Los procesos electorales del país no se vieron ningún momento alterados por las circunstancias, por lo que, en 1944, en plena guerra, volvió a haber elecciones. En esta ocasión Roosevelt no disimuló su intención de ser candidato, si bien tuvo que recurrir a un vicepresidente que no era su favorito pero que le garantizaba la unidad del partido y, de hecho, fue la victoria más apurada de las cuatro que logró. Llegado a este punto, la salud de Roosevelt era tan mala que en la conferencia de Yalta el médico personal de Churchill anotó en su diario que, como médico, veía a un hombre al que le quedaban pocos meses de vida.

Y así fue. Roosevelt no vería el final de la guerra y su vicepresidente, un granjero de Missouri cuya educación no había ido más allá de la secundaria, que fracasó en los negocios que emprendió, pero que se labró una carrera política desde la honestidad (fue el único demócrata que no participó en la red de corrupción del partido en Missouri) y la capacidad para conseguir acuerdos, sería el que, como él mismo confesó, accedió a la presidencia lleno de terror en 1945. Sería Truman el que se enfrentaría al comienzo de la guerra fría en Potsdam y el que sancionaría la decisión de lanzar la bomba atómica sobre Japón.

Y con el final de la guerra termina el libro y nos deja unos Estados Unidos que habían pasado de la depresión y el aislacionismo a ultranza a disponer de la mitad de la capacidad de manufactura de todo el planeta, generar más de la mitad de la electricidad que se producía en el mundo, atesorar dos tercios de todas las reservas de oro, producir el doble de petróleo que todos los demás países juntos y ser el impulsor y fundador de algunas de las organizaciones internacionales más decisivas e influyentes de los últimos setenta años: FMI, OTAN, Organización Mundial del Comercio…

Inevitablemente, eso forjó una leyenda acerca de la guerra en la que los comportamientos bestiales fueron piadosamente olvidados y dio lugar a una imagen propia que, desde fuera, siempre se observó como un ejercicio de cinismo.

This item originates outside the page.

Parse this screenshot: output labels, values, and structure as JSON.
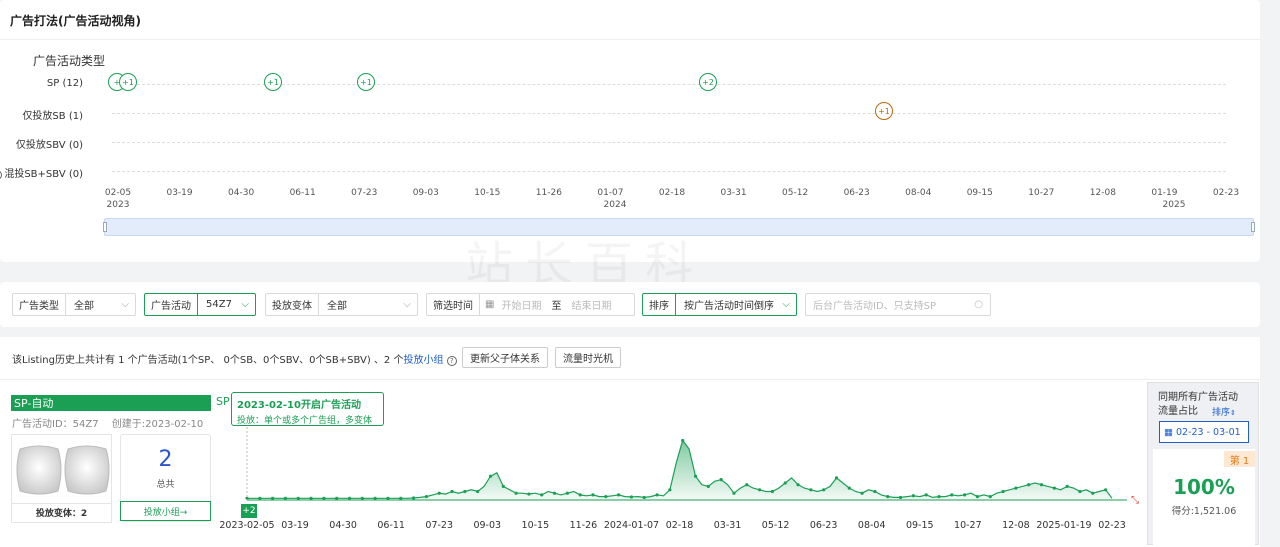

También dio pie al que quizá, por encima de la guerra fría, sea el hecho más significativo de la segunda mitad del siglo XX, el que más ha modelado el mundo hasta hoy día: la globalización. Resulta paradójico que el país que la impulsó (consciente o inconscientemente) hoy se vea a sí mismo como una víctima del proceso, esté abandonando las alianzas y organizaciones que él mismo creó y, al menos aparentemente, esté dejando en manos de sus rivales la toma de decisiones consensuadas a nivel internacional. ¿Quo vadis?